Seringia cacaobrunnea, commonly known as chocolate fire-bush, is a species of flowering plant in the family Malvaceae and is endemic to the south-west of Western Australia. It is a bushy shrub with hairy new growth, oblong to elliptic leaves and purple flowers in groups of 3 to 11.

==Description==
Seringia cacaobrunnea is a bushy, suckering shrub that typically grows up to 0.4–1.0 m high and 0.5–1 m wide, its young growth covered with dark brown, star-shaped hairs. The leaves are oblong to elliptic, 5–30 mm long and 3–8 mm wide on a petiole 1–5 mm long, with narrow stipules up to 4 mm long at the base. The upper surface of the leaves is more or less glabrous and the lower surface is covered with rust-coloured, star-shaped hairs. The flowers are purple, 12–15 mm wide, borne in groups of 3 to 11 on a peduncle 2–8 mm long, each flower on a pedicel 4–12 mm long with rust-coloured bracts 4–10 mm long at the base. The sepals are purple, 8–11 mm and joined at the base for about half their length, and there are no petals. The staminodes are 2 mm long, and the anthers are slightly shorter than the filaments. Flowering occurs from May to January, with a peak in September.

==Taxonomy==
Seringia cacaobrunnea was first formally described in 2016 by Carolyn F. Wilkins in Australian Systematic Botany from specimens collected near the Norseman to Esperance Road in 2010. The specific epithet (cacaobrunnea) means "chocolate-brown" and refers to the hairs on the foliage.

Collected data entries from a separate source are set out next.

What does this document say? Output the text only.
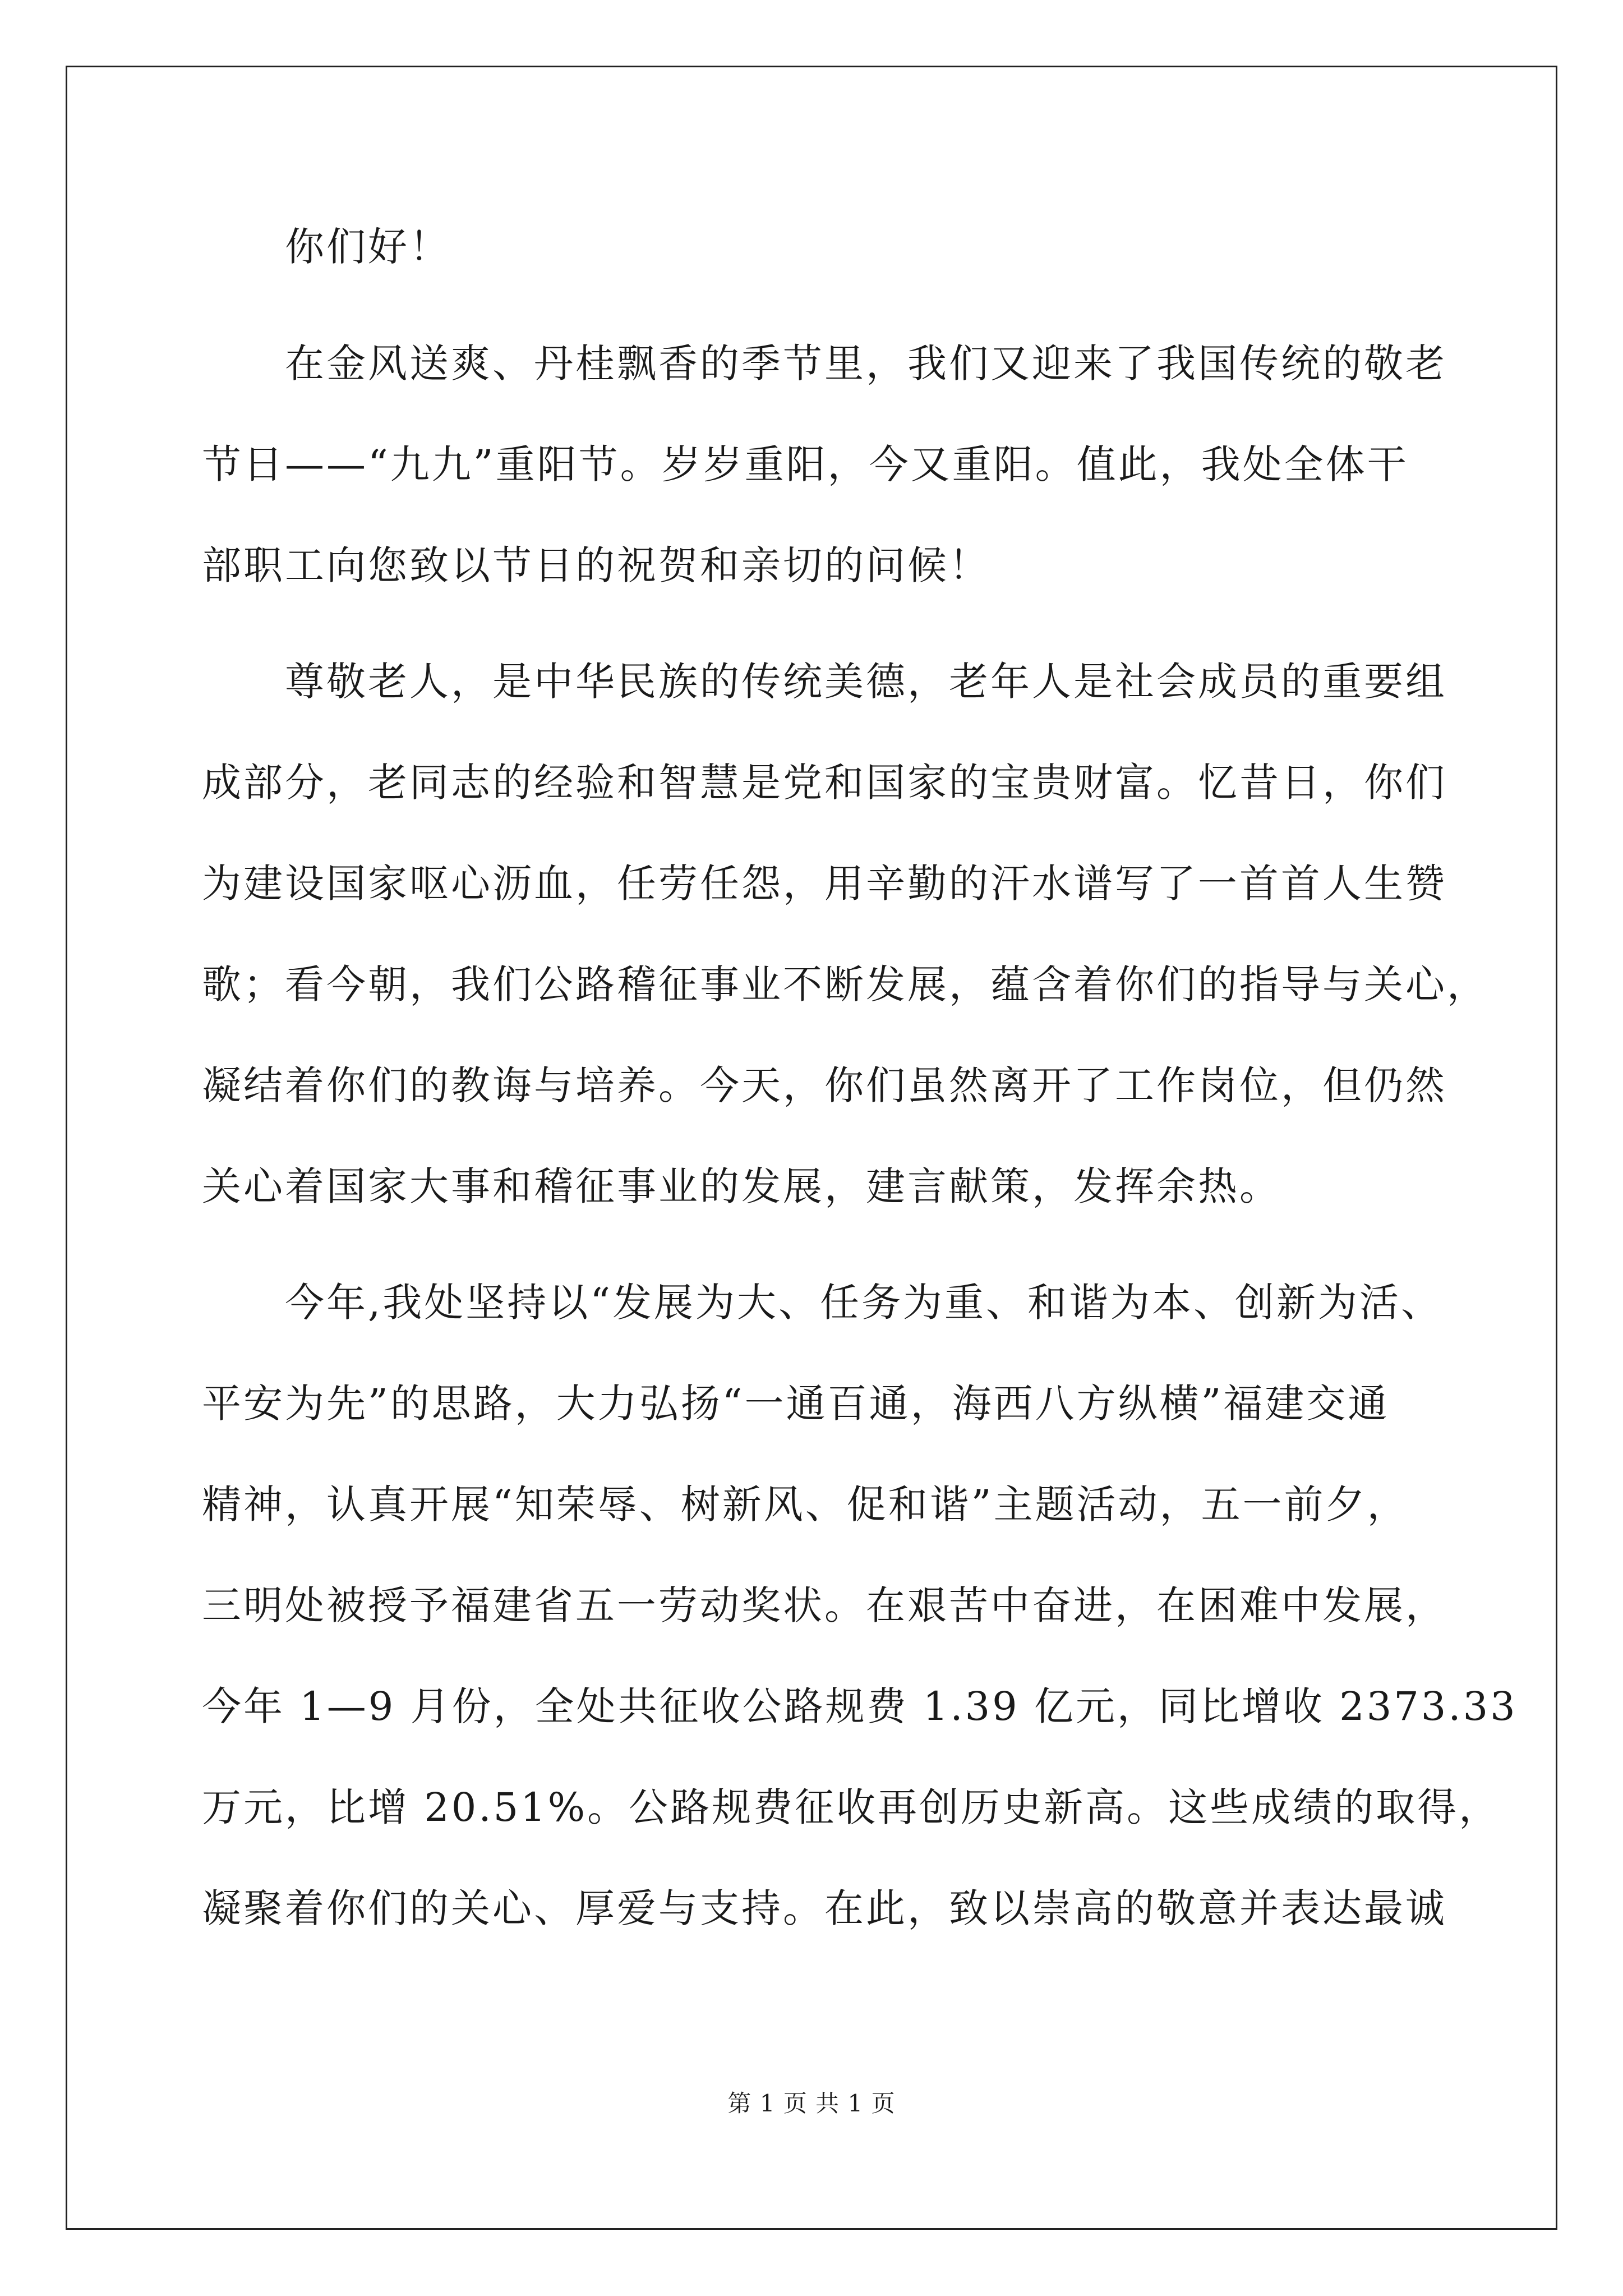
你们好！
在金风送爽、丹桂飘香的季节里，我们又迎来了我国传统的敬老
节日——“九九”重阳节。岁岁重阳，今又重阳。值此，我处全体干
部职工向您致以节日的祝贺和亲切的问候！
尊敬老人，是中华民族的传统美德，老年人是社会成员的重要组
成部分，老同志的经验和智慧是党和国家的宝贵财富。忆昔日，你们
为建设国家呕心沥血，任劳任怨，用辛勤的汗水谱写了一首首人生赞
歌；看今朝，我们公路稽征事业不断发展，蕴含着你们的指导与关心，
凝结着你们的教诲与培养。今天，你们虽然离开了工作岗位，但仍然
关心着国家大事和稽征事业的发展，建言献策，发挥余热。
今年,我处坚持以“发展为大、任务为重、和谐为本、创新为活、
平安为先”的思路，大力弘扬“一通百通，海西八方纵横”福建交通
精神，认真开展“知荣辱、树新风、促和谐”主题活动，五一前夕，
三明处被授予福建省五一劳动奖状。在艰苦中奋进，在困难中发展，
今年 1—9 月份，全处共征收公路规费 1.39 亿元，同比增收 2373.33
万元，比增 20.51%。公路规费征收再创历史新高。这些成绩的取得，
凝聚着你们的关心、厚爱与支持。在此，致以崇高的敬意并表达最诚
第 1 页 共 1 页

==Distribution and habitat==
Chocolate fire-bush grows in mallee heath and woodland in isolated populations near Ravensthorpe, Lake King, Mukinbudin and east of Salmon Gums in the Avon Wheatbelt, Coolgardie, Esperance Plains and Mallee bioregions of south-western Western Australia.

==Conservation==
The species has been listed as "not threatened" by the Government of Western Australia Department of Biodiversity, Conservation and Attractions.